Ricardo Paes de Barros ainda alegou que “esse processo produz um crescimento econômico mais lento, no geral, mas o Brasil conseguiu reduzir a pobreza pela metade em 15 anos, ou seja, as taxas foram de 40% para cerca de 15%, de acordo com a Pesquisa Nacional por Amostra de Domicílios (PNAD), realizada pelo IBGE. Logo, é possível reduzir a pobreza, mesmo em países que não cresçam muito, desde que eles reduzam as desigualdades”. 

Em relação ao primeiro Objetivo, que trata da erradicação da pobreza, Liu Jinlong pontuou que “um grande desafio para a redução da pobreza na China é a integração do conhecimento e da cultura tradicionais com a ciência e a tecnologia modernas”. Para promover essa interação, o país pretende promover o uso de alta tecnologia, como a detecção remota por satélite, popularizar a ciência nas áreas precárias, desenvolver a informatização rural, além de ações para desenvolver a indústria, como a construção de parques científicos e tecnológicos.

 

O que deu errado?

Por outro lado, no mesmo período o Brasil também adotou atitudes que não devem ser reproduzidas por outros países, uma vez que “foi muito eficiente na redução das desigualdades, mas não tão eficiente a ponto de ter a disciplina de se manter no orçamento”, aponta Paes de Barros. Além disso, o país aumentou muito a dívida pública e elevou o salário mínimo dos trabalhadores muito mais rápido do que a produtividade. Ainda de acordo com o Acadêmico, há uma falha recorrente de comunicação entre o sistema produtivo e o sistema educacional, que vem impedindo que colaborem entre si.

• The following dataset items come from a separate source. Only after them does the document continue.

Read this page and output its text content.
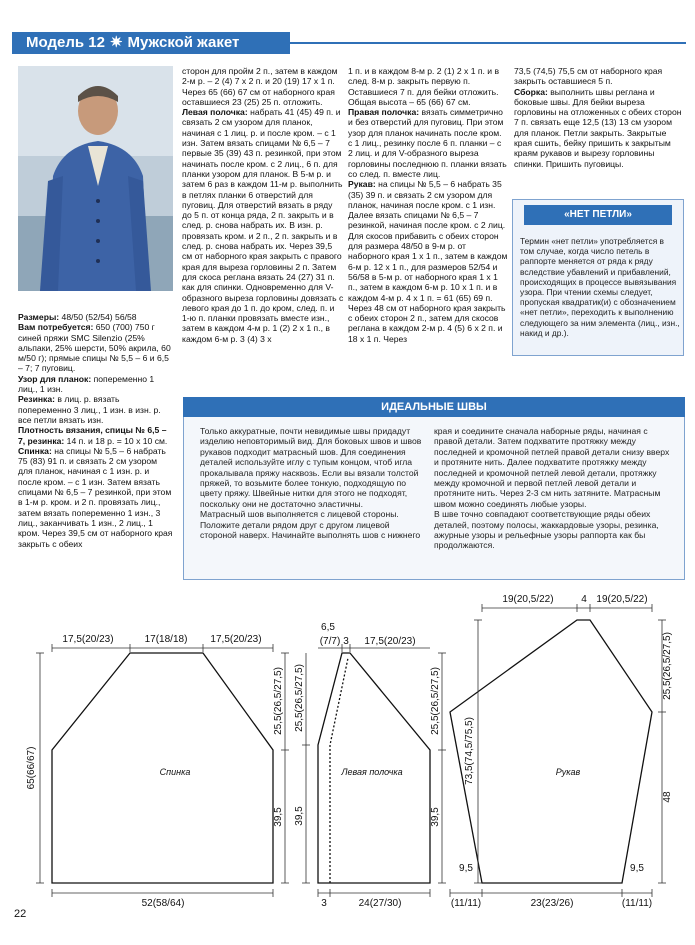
Модель 12 ✷ Мужской жакет
Размеры: 48/50 (52/54) 56/58
Вам потребуется: 650 (700) 750 г синей пряжи SMC Silenzio (25% альпаки, 25% шерсти, 50% акрила, 60 м/50 г); прямые спицы № 5,5 – 6 и 6,5 – 7; 7 пуговиц.
Узор для планок: попеременно 1 лиц., 1 изн.
Резинка: в лиц. р. вязать попеременно 3 лиц., 1 изн. в изн. р. все петли вязать изн.
Плотность вязания, спицы № 6,5 – 7, резинка: 14 п. и 18 р. = 10 х 10 см.
Спинка: на спицы № 5,5 – 6 набрать 75 (83) 91 п. и связать 2 см узором для планок, начиная с 1 изн. р. и после кром. – с 1 изн. Затем вязать спицами № 6,5 – 7 резинкой, при этом в 1-м р. кром. и 2 п. провязать лиц., затем вязать попеременно 1 изн., 3 лиц., заканчивать 1 изн., 2 лиц., 1 кром. Через 39,5 см от наборного края закрыть с обеих
сторон для пройм 2 п., затем в каждом 2-м р. – 2 (4) 7 x 2 п. и 20 (19) 17 x 1 п. Через 65 (66) 67 см от наборного края оставшиеся 23 (25) 25 п. отложить.
Левая полочка: набрать 41 (45) 49 п. и связать 2 см узором для планок, начиная с 1 лиц. р. и после кром. – с 1 изн. Затем вязать спицами № 6,5 – 7 первые 35 (39) 43 п. резинкой, при этом начинать после кром. с 2 лиц., 6 п. для планки узором для планок. В 5-м р. и затем 6 раз в каждом 11-м р. выполнить в петлях планки 6 отверстий для пуговиц. Для отверстий вязать в ряду до 5 п. от конца ряда, 2 п. закрыть и в след. р. снова набрать их. В изн. р. провязать кром. и 2 п., 2 п. закрыть и в след. р. снова набрать их. Через 39,5 см от наборного края закрыть с правого края для выреза горловины 2 п. Затем для скоса реглана вязать 24 (27) 31 п. как для спинки. Одновременно для V-образного выреза горловины довязать с левого края до 1 п. до кром, след. п. и 1-ю п. планки провязать вместе изн., затем в каждом 4-м р. 1 (2) 2 x 1 п., в каждом 6-м р. 3 (4) 3 x
1 п. и в каждом 8-м р. 2 (1) 2 x 1 п. и в след. 8-м р. закрыть первую п. Оставшиеся 7 п. для бейки отложить. Общая высота – 65 (66) 67 см.
Правая полочка: вязать симметрично и без отверстий для пуговиц. При этом узор для планок начинать после кром. с 1 лиц., резинку после 6 п. планки – с 2 лиц. и для V-образного выреза горловины последнюю п. планки вязать со след. п. вместе лиц.
Рукав: на спицы № 5,5 – 6 набрать 35 (35) 39 п. и связать 2 см узором для планок, начиная после кром. с 1 изн. Далее вязать спицами № 6,5 – 7 резинкой, начиная после кром. с 2 лиц. Для скосов прибавить с обеих сторон для размера 48/50 в 9-м р. от наборного края 1 x 1 п., затем в каждом 6-м р. 12 x 1 п., для размеров 52/54 и 56/58 в 5-м р. от наборного края 1 x 1 п., затем в каждом 6-м р. 10 x 1 п. и в каждом 4-м р. 4 x 1 п. = 61 (65) 69 п. Через 48 см от наборного края закрыть с обеих сторон 2 п., затем для скосов реглана в каждом 2-м р. 4 (5) 6 x 2 п. и 18 x 1 п. Через
73,5 (74,5) 75,5 см от наборного края закрыть оставшиеся 5 п.
Сборка: выполнить швы реглана и боковые швы. Для бейки выреза горловины на отложенных с обеих сторон 7 п. связать еще 12,5 (13) 13 см узором для планок. Петли закрыть. Закрытые края сшить, бейку пришить к закрытым краям рукавов и вырезу горловины спинки. Пришить пуговицы.
«НЕТ ПЕТЛИ»
Термин «нет петли» употребляется в том случае, когда число петель в раппорте меняется от ряда к ряду вследствие убавлений и прибавлений, происходящих в процессе вывязывания узора. При чтении схемы следует, пропуская квадратик(и) с обозначением «нет петли», переходить к выполнению следующего за ним элемента (лиц., изн., накид и др.).
ИДЕАЛЬНЫЕ ШВЫ
Только аккуратные, почти невидимые швы придадут изделию неповторимый вид. Для боковых швов и швов рукавов подходит матрасный шов. Для соединения деталей используйте иглу с тупым концом, чтоб игла прокалывала пряжу насквозь. Если вы вязали толстой пряжей, то возьмите более тонкую, подходящую по цвету пряжу. Швейные нитки для этого не подходят, поскольку они не достаточно эластичны.
Матрасный шов выполняется с лицевой стороны. Положите детали рядом друг с другом лицевой стороной наверх. Начинайте выполнять шов с нижнего
края и соедините сначала наборные ряды, начиная с правой детали. Затем подхватите протяжку между последней и кромочной петлей правой детали снизу вверх и протяните нить. Далее подхватите протяжку между последней и кромочной петлей левой детали, протяжку между кромочной и первой петлей левой детали и протяните нить. Через 2-3 см нить затяните. Матрасным швом можно соединять любые узоры.
В шве точно совпадают соответствующие ряды обеих деталей, поэтому полосы, жаккардовые узоры, резинка, ажурные узоры и рельефные узоры раппорта как бы продолжаются.
Спинка
17,5(20/23)	17(18/18) 17,5(20/23)
65(66/67)
25,5(26,5/27,5)
39,5
52(58/64)
Левая полочка
6,5
(7/7) 3 17,5(20/23)
25,5(26,5/27,5)
39,5
25,5(26,5/27,5)
39,5
3	24(27/30)
Рукав
19(20,5/22)	4 19(20,5/22)
73,5(74,5/75,5)
25,5(26,5/27,5)
48
9,5
(11/11)	23(23/26)
9,5
(11/11)
22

Apesar dos grandes avanços percebidos até 2014, um gráfico com os resultados da PNAD, exibido pelo economista, mostrou que entre 2015 e 2017 e o percentual de pessoas vivendo na pobreza voltou a subir. De acordo com Ricardo Paes de Barros, “se o Brasil tivesse a capacidade de transformar a educação em produtividade, como a Turquia e a Coreia fizeram, o crescimento da economia brasileira nos últimos 25 anos levaria o país para uma posição entre os 25% dos países com melhor PIB per capita do mundo”.